Here XLF has met the target. From a big picture perspective, it almost doesn't matter where you open a short here, as long as it was above the range which is something I've been waiting on since July. I've since added to FAZ and only have a small position left to fill it out.
In fact, on the first day of the break out from the 8/1-8/8 base on 8/11, in that day's Daily Wrap... (linked) these are the upside targets I posted for each of the averages for this move before a reversal process would start.
All of these charts are from the Daily Wrap... on August 11th...
The SPX new high target at "B" was hit."C" was the expected first leg down after we enter stage 4 decline.
The Dow hit it's target , just between "B" and "C" with "A" being the minimum target.
The NDX target of "Greater than $4000 was hit.
And ironically off a rough drawing showing where we want to take long action at the base and the second place on a slight pullback at #1 and then the next significant position would be at #2, this is almost exactly where the IWM moved to.
In fact the official targets show the IWM crossed just above point "A", the minimum target for the IWM
All of these were posted nearly a month ago based on the size of the divergences and length of the base as moves tend to be proportional, this allowed me and many other members to hold core shorts, yet still hedge the short exposure with piggy back longs.
The main point being, we've hit the target areas, we've been in the reversal process for 2 trading weeks.
As I said, I really can't make a much stronger case, actually the market is making the case, I'm just showing you the charts. I'll spend the rest of my time this week with some market updates as we do have a 1-day oversold status and mainly focussing on position entries.
To that end, as mentioned, we do have a 1-day oversold status in Dominant Price/Volume Relationships.

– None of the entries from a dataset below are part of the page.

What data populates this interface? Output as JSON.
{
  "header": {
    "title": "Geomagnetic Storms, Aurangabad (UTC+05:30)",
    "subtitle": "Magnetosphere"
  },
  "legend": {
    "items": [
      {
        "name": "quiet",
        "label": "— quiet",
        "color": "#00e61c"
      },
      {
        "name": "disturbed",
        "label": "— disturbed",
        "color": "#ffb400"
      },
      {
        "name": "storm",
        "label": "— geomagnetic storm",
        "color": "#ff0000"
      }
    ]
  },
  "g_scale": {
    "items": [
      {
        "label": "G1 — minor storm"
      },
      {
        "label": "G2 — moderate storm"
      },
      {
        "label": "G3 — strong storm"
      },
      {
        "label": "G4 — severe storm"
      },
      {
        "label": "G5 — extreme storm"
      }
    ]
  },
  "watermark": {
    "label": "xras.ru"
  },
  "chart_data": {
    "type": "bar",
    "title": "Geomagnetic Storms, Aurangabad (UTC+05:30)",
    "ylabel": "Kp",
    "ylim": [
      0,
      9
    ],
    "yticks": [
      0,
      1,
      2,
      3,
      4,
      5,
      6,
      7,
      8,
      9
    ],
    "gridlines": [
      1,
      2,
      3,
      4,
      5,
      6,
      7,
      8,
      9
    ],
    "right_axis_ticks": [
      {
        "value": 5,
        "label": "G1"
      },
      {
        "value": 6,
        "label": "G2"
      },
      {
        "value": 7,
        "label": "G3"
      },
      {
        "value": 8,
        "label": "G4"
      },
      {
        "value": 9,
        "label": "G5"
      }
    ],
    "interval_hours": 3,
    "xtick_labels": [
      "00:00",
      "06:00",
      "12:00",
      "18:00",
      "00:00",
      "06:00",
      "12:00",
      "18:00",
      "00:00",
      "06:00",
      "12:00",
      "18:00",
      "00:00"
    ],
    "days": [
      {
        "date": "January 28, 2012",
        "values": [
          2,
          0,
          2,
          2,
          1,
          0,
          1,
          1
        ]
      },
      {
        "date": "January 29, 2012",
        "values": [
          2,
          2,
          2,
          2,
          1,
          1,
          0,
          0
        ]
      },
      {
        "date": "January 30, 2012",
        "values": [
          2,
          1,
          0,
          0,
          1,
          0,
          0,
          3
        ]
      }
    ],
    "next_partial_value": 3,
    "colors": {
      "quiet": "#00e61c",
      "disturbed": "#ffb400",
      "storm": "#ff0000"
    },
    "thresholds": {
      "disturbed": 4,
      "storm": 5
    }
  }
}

All 4 major averages came in at Close Down/Volume Up which is a 1-day oversold condition with the market typically closing up the next day.
All 9 S&P sectors closed red, another typical 1-day oversold status.
And of the 239 Morningstar Industries and Sub-Industries, ONLY 17 OF 239 CLOSED GREEN!!!
IN ADDITION WE HAVE SOME SHORT TERM 3C DIVERGENCES THAT SUGGEST WE HAVE A NICE SHOT AT STOCKS LIKE NFLX, SCTY AT HIGHER PRICES, BIDU, XLF, ETC. ALTHOUGH I STRONGLY URGE YOU TO CONSIDER RISK MANAGEMENT AND HOW MUCH IT MEANS TO TOP TICK THE MARKET VS MAYBE MISS THE MOVE.
Finally as for breadth, the collapse yesterday was just exacerbated today. To demonstrate how bad of a position this market is in, just look at the NASDAQ Composite's Advance/Decline line...
The A/D line is in green and should keep pace with the NASDAQ Composite in red, there's serious deterioration from March to July, but worse from July to p[resent. This is a hollow market with no support ready for an ugly move to the downside.
All of the other breadth indicators I mentioned last night rolling over to 12-18 day lows, are just that much worse today.
The very simple "Percentage of NYSE Stocks Trading Above Their 200-Day Moving Average" has collapsed to 17-day lows...
This would be a problem just for the current cycle, it's way worse considering how much the breadth indicator collapsed from July to present. This is the kind of damage I haven't seen in breadth since 2007's top and it's the kind that doesn't get repaired. Essentially, it's just a matter of time and not much at that.
The formar darling, "Momentum Stocks" have it even worse...
These are stocks that run 2 standard deviations above their 40-day moving average, momentum stocks and as you see, they did what they should have from January to May, then things fell apart at an increasingly rap[id pace. We are almost at the levels that caused me to call for an oversold bounce on July 31st and that was on a 4-8% market decline, we're still sitting on a plateau, VERY DANGEROUS.
That should do it for tonight, just keep all of the pieces of the puzzle in mind, they're all pointing in the same direction.